Wegweisendes Urteil für Arbeitnehmer: Das BAG folgt dem EuGH und stärkt damit den Anspruch von Arbeitnehmern auf Urlaub
Am 20. Dezember 2022 wurden die lang erwarteten Urteile des Bundesarbeitsgerichts zum Verfall bzw. zur Verjährung von Urlaubsansprüchen gefällt. Nachdem das Bundesarbeitsgericht dem Europäischen Gerichtshof (EuGH) drei Verfahren vorgelegt hatte, in denen er darüber zu entscheiden hatte, inwiefern der Anspruch auf bezahlten Jahresurlaub einer regelmäßigen Verjährungsfrist von drei Jahren unterliegt, hat das Bundesarbeitsgericht nun abschließend entschieden.

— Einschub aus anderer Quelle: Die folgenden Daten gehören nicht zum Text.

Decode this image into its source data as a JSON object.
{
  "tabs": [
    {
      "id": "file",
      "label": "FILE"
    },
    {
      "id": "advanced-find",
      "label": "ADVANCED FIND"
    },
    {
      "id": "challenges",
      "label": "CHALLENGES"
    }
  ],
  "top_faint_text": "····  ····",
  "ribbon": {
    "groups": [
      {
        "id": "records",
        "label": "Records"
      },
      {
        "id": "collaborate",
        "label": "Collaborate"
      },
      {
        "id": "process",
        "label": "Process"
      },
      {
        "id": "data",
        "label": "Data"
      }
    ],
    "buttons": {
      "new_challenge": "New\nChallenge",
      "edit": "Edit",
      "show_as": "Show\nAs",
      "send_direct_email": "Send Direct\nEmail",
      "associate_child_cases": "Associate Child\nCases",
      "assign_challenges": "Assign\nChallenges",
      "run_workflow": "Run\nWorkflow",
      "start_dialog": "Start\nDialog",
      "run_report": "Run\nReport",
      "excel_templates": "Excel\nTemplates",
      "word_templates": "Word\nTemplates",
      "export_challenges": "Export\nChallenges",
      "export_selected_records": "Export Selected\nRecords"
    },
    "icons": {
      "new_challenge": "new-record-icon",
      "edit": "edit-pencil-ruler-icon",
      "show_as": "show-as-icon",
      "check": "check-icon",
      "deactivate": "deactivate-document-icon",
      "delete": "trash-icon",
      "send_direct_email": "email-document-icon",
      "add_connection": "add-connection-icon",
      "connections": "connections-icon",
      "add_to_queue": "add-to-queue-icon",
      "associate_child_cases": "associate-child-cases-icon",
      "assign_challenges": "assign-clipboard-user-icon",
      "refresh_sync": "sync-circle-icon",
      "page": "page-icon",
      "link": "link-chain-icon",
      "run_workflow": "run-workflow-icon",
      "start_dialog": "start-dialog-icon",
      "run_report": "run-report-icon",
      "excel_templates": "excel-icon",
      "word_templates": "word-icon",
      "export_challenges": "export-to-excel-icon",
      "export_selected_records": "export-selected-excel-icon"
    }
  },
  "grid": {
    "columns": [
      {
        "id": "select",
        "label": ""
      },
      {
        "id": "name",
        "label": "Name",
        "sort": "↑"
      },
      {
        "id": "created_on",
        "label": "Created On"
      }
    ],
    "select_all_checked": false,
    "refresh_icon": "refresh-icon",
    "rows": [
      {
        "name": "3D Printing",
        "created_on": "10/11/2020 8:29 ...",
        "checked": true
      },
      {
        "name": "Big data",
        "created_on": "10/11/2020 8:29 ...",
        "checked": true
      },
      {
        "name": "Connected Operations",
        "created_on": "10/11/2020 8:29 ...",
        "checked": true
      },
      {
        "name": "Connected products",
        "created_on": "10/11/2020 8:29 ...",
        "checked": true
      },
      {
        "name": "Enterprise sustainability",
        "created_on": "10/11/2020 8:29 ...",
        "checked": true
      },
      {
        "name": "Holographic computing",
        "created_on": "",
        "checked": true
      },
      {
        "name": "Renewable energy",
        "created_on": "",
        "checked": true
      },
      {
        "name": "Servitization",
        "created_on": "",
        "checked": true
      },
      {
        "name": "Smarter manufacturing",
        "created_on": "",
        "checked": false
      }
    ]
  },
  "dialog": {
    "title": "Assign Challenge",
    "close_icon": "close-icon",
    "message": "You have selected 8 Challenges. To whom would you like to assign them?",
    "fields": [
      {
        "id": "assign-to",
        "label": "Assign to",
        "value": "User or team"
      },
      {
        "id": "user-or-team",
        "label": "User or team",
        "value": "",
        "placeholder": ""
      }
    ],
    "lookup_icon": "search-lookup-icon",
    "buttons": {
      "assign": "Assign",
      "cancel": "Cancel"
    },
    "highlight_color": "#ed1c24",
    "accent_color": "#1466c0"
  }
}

Das Bundesarbeitsgericht hat drei Verfahren an den EuGH verwiesen, in denen Ansprüche auf bezahlten Jahresurlaub für das Urlaubsjahr geltend gemachten wurden, in dessen Verlauf die Arbeitnehmer vollständig erwerbs- bzw. arbeitsunfähig wurden. Alle drei Vorabentscheidungen des EuGH sind zugunsten der Arbeitnehmer ergangen. Denn der EuGH hat entschieden, dass ein Urlaubsanspruch nur verjähren kann, wenn der Arbeitgeber seine sog. Aufforderungs- und Hinweisobliegenheiten erfüllt, also den Arbeitnehmer rechtzeitig darüber informiert, dass der Urlaub genommen werden muss. Nur wenn der Arbeitgeber seine Arbeitnehmer in die Lage versetzt hat, ihre (Rest-)Urlaubsansprüche auch wahrzunehmen, können diese verfallen bzw. verjähren.
Auch das Bundesarbeitsgericht legt in seinen Revisionsentscheidungen nun das Bundesurlaubsgesetz arbeitnehmerfreundlich aus: Der Arbeitgeber müsse seine Arbeitnehmer rechtzeitig über den Verfall ihres Urlaubsanspruchs informieren. Tut er dies nicht, verjährt der Urlaubsanspruch nicht.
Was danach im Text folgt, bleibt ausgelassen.